New Legislation Targets Inversion Deals

Inversion deals have come under fire in a new way recently with the proposed No Federal Contracts for Corporate Deserters Act. Here's what you need to know.

Inversion deals, a controversial tax arrangement in which a business incorporates in another country to avoid paying U.S. corporate taxes, have come under fire in a new way recently.

A bi-partisan bill, “No Federal Contracts for Corporate Deserters Act,” proposes to ban companies that take advantage of inversion deals from receiving contracts from the federal government. The four senators sponsoring this bill believe that this type of action is both warranted and necessary. The bill aims to discourage inversion by causing companies who incorporate elsewhere to lose out on money making opportunities.

Why this is an issue

U.S. companies pay steep corporate taxes that average approximately 35 percent. When a company engages in an inversion deal it no longer has to pay those taxes. Instead, it is taxed in the country where the merged company’s headquarters are located. This often allows businesses to pay lower tax rates, which costs the U.S. government a lot of money each year.

The Joint Committee on Taxation estimates that the United States will lose approximately $19.46 billion in tax revenue over the next 10 years if inversion continues at the current rate.

Opponents of the bill argue that it would be much more cost-effective for the U.S. government to lower the corporate tax rate, while supporters want to discourage inversion so that companies are required to stay on U.S. soil and pay U.S. taxes.

The tax difference

More companies are taking advantage of inversion than ever before. Of the 55 inversion deals that have taken place since 1994, 20 have occurred during the past 18 months.

Inversion deals occur because companies either can’t afford U.S. taxes or don’t want to pay high tax rates. The United States taxes corporations at a rate of between 35 percent and 39 percent. Economists predict that unless the corporate tax rate falls below 10 percent, it will still be in a company’s best financial interest to invert.

The United Kingdom is one of several countries with lower corporate tax rates that has become a popular target for inversion:

Most attractive destinations

United Kingdom 21%Finland 20%
Ireland 12.5%Hungary 19%
Chile 20%Iceland 20%
Czech Republic 19%Slovenia 17%
Poland 19%Turkey 20%

The average tax rate in these countries is 18.75 percent, nearly half the corporate tax rate in the U.S.

Industries leading the way

Pharmaceuticals, healthcare and retail companies have led the way with inversion deals. In the last couple of years, a number of inversions have been attempted or accomplished:

1. AbbVie’s (U.S.) acquisition of Shire (UK) for $54B (2014) – The biggest inversion deal in history, if completed.

2. Medtronic’s (U.S.) acquisition of Covidien Plc (Ireland) for $42.9B (2014)

3. Pfizer (U.S.) attempted to acquire AstraZeneca (UK) for $106B (2014). The deal was ultimately abandoned for unrelated reasons.

4. Mylan (U.S.) attempted to acquire Meda AB (Sweden) (2014)

5. Walgreen’s (U.S.) acquisition of Alliance Boots (UK) for $6.7B (2012) – could see Walgreen shift its headquarters to Switzerland

6. Mallinckrodt’s (U.S.) acquisition of Questcor (Ireland) for $5.6B (2014)

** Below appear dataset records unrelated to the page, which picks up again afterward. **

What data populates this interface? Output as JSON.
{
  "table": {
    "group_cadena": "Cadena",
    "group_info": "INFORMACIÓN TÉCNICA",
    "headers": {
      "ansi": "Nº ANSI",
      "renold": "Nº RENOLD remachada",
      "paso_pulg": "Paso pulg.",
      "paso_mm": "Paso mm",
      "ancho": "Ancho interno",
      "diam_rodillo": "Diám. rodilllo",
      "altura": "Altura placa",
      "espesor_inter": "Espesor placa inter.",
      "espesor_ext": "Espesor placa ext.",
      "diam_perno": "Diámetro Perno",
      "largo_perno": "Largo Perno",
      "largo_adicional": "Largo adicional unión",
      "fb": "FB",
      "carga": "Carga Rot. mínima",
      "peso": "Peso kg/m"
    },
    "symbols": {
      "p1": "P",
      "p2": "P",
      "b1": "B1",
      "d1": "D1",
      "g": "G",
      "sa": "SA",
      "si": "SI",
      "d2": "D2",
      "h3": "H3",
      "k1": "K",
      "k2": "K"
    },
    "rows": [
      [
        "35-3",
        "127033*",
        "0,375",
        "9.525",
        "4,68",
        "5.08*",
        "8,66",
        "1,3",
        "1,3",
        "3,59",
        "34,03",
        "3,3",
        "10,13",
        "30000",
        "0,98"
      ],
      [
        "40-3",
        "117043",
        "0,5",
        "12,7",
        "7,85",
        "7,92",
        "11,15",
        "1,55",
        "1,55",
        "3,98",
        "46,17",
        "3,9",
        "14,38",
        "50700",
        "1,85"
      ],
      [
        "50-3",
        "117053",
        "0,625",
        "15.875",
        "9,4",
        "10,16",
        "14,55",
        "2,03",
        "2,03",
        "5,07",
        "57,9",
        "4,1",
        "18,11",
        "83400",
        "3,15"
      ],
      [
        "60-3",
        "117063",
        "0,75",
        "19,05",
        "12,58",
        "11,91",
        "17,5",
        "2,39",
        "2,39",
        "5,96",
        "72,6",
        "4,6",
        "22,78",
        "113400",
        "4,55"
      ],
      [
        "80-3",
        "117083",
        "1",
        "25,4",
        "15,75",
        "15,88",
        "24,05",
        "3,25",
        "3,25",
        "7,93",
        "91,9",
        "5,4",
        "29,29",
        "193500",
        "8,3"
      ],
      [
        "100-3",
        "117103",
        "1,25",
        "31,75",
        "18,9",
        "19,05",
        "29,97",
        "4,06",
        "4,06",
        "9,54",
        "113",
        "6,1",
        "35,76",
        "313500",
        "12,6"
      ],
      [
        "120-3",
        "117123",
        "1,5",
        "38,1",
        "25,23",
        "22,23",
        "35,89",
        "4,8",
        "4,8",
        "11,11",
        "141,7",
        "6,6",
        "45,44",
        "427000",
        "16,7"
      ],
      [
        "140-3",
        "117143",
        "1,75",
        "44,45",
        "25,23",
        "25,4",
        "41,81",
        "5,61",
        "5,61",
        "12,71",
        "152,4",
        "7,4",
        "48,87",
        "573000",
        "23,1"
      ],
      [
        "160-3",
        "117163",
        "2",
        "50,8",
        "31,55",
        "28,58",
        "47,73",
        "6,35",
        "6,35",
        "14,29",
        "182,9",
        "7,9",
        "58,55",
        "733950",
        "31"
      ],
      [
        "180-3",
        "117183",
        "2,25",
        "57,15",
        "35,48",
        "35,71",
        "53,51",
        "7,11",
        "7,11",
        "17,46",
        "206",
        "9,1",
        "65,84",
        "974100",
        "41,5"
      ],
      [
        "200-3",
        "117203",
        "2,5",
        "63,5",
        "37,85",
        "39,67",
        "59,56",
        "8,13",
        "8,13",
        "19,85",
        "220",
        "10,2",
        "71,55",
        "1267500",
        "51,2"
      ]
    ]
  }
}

7. Fyffes’ (Ireland) acquisition of Chiquita (U.S.) for $1.07B (2014)

Inversion deals offer large companies big tax benefits. By working out an acquisition deal where the U.S. company owns no more than 20 percent of the total assets after merging with a foreign company, these large businesses can cut their tax rates in half.

It remains to be seen what impact the “No Federal Contracts for Corporate Deserters Act” will have. For some companies, missing out on future government contracts might just be worth it.